Internationaler Dialog:
Wirtschaft und Wissenschaft
Erfolgreiche Educon 2015 in Karlsruhe
"Wie können Industrie und Wissenschaft stärker verzahnt werden?" Dies war eine der zentralen Fragen der Educon 2015 im Kongresszentrum Karlsruhe am 6. und 7. Oktober 2015 - ein internationaler Dialog.
Dr. Frank Mentrup Foto: wow
„Die Konferenz ist eine wunderbare Gelegenheit für die Delegierten aus Indien, Deutschland und Israel, sich in Karlsruhe inmitten von Europa über wichtige Fragen von Bildung, Wirtschaft, Gesellschaft und Politik auszutauschen“, betonte Karlsruhes Oberbürgermeister Dr. Frank Mentrup: „Arbeiten Sie zusammen an der Entwicklung neuer Ideen und der Lösung von aktuellen und künftigen Problemen." Die Educon wird von der Stiftung „Delivering Change Foundation“ (DCF) veranstaltet. Die unabhängige Stiftung versteht sich als Partner von Regierungen und Kommunen mit dem Ziel der Weiterentwicklung und der Begleitung von Veränderungsprozessen.
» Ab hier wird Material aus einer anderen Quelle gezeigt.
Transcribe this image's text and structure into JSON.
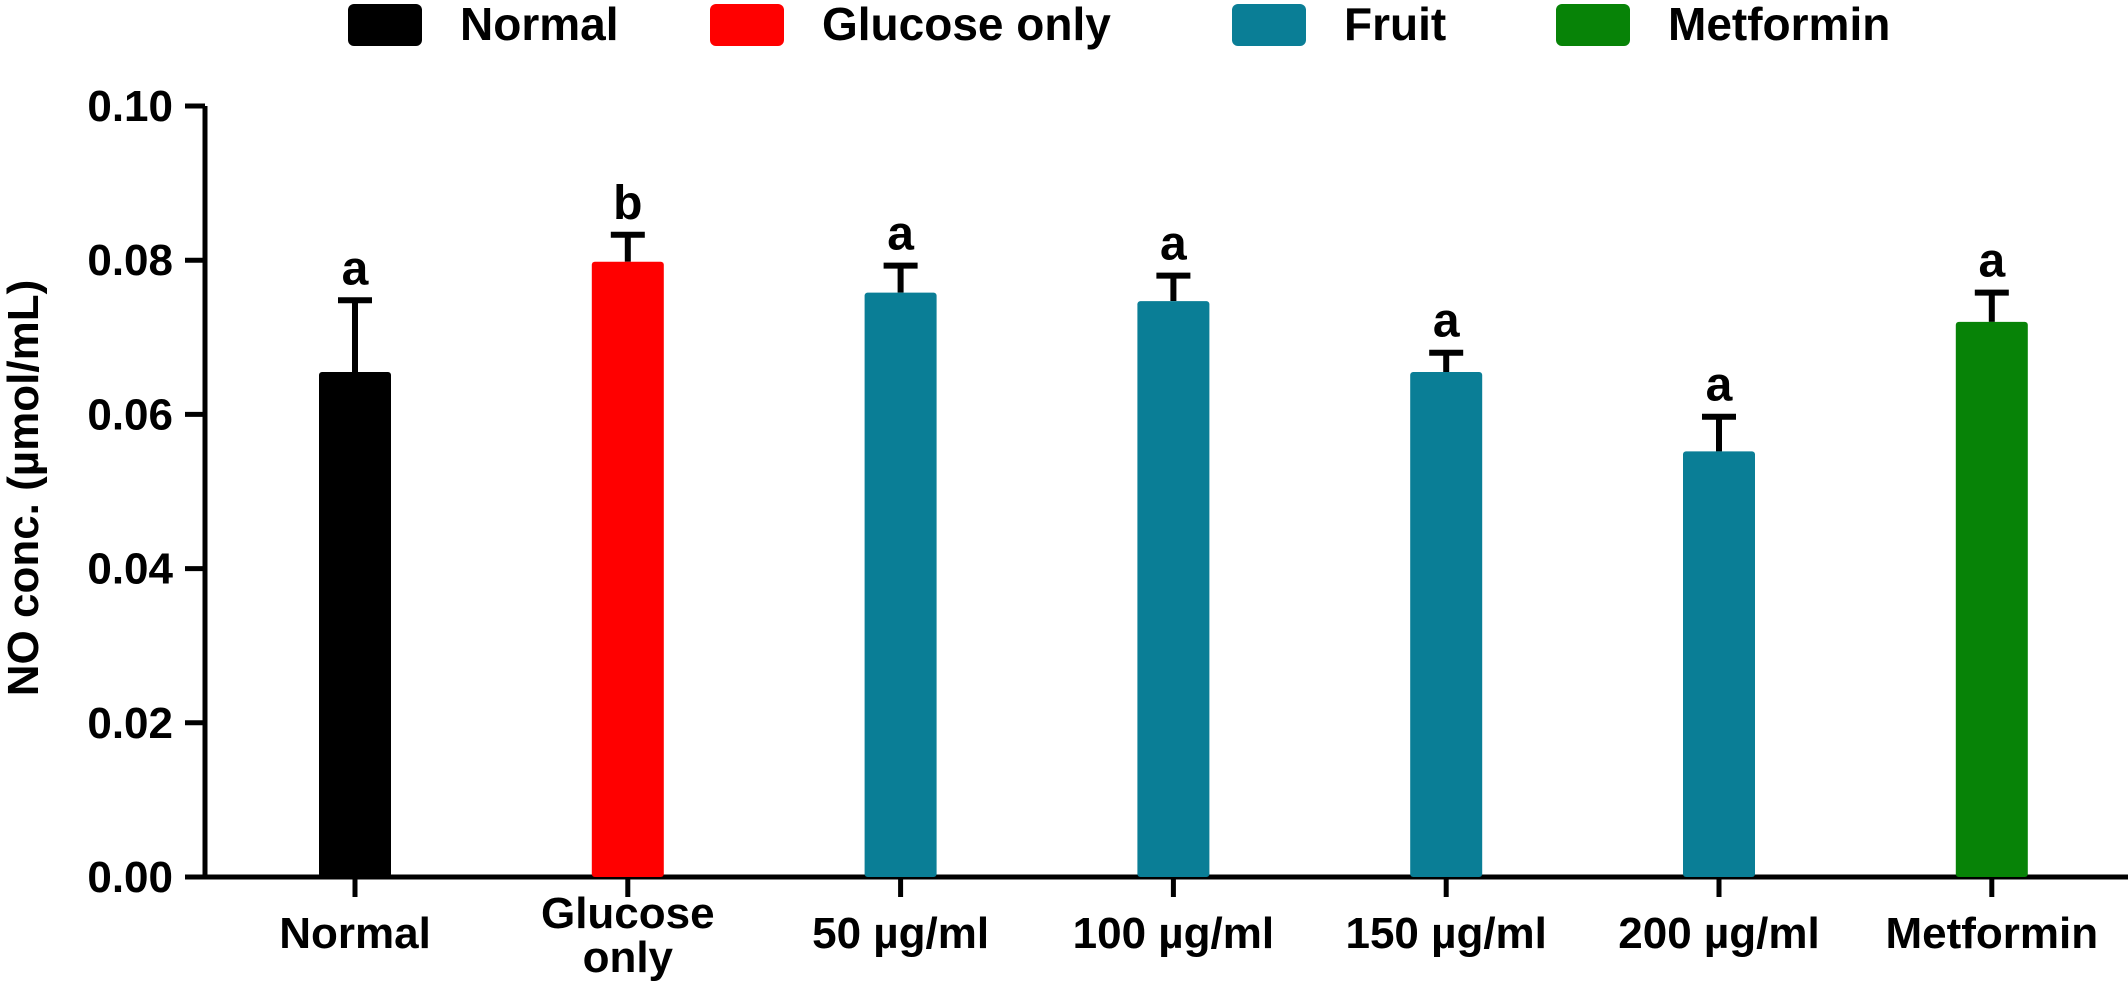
{
  "chart_data": {
    "type": "bar",
    "title": "",
    "xlabel": "",
    "ylabel": "NO conc. (µmol/mL)",
    "ylim": [
      0,
      0.1
    ],
    "yticks": [
      "0.00",
      "0.02",
      "0.04",
      "0.06",
      "0.08",
      "0.10"
    ],
    "grid": false,
    "legend_position": "top",
    "legend": [
      {
        "label": "Normal",
        "color": "#000000"
      },
      {
        "label": "Glucose only",
        "color": "#ff0000"
      },
      {
        "label": "Fruit",
        "color": "#0a7e96"
      },
      {
        "label": "Metformin",
        "color": "#078307"
      }
    ],
    "categories": [
      [
        "Normal"
      ],
      [
        "Glucose",
        "only"
      ],
      [
        "50 µg/ml"
      ],
      [
        "100 µg/ml"
      ],
      [
        "150 µg/ml"
      ],
      [
        "200 µg/ml"
      ],
      [
        "Metformin"
      ]
    ],
    "values": [
      0.0655,
      0.0798,
      0.0758,
      0.0747,
      0.0655,
      0.0552,
      0.072
    ],
    "errors": [
      0.0093,
      0.0035,
      0.0035,
      0.0033,
      0.0025,
      0.0045,
      0.0038
    ],
    "significance_labels": [
      "a",
      "b",
      "a",
      "a",
      "a",
      "a",
      "a"
    ],
    "bar_colors": [
      "#000000",
      "#ff0000",
      "#0a7e96",
      "#0a7e96",
      "#0a7e96",
      "#0a7e96",
      "#078307"
    ]
  }
}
Denn Indien steht als eine der bevölkerungsreichsten Volkswirtschaften vor großen Herausforderungen. Nur 4,56 Prozent der indischen Bevölkerung verfügt über eine Berufsausbildung, 25 Prozent der Ingenieure haben nach Einschätzung der Industrie starke Defizite in ihrer beruflichen Qualifikation.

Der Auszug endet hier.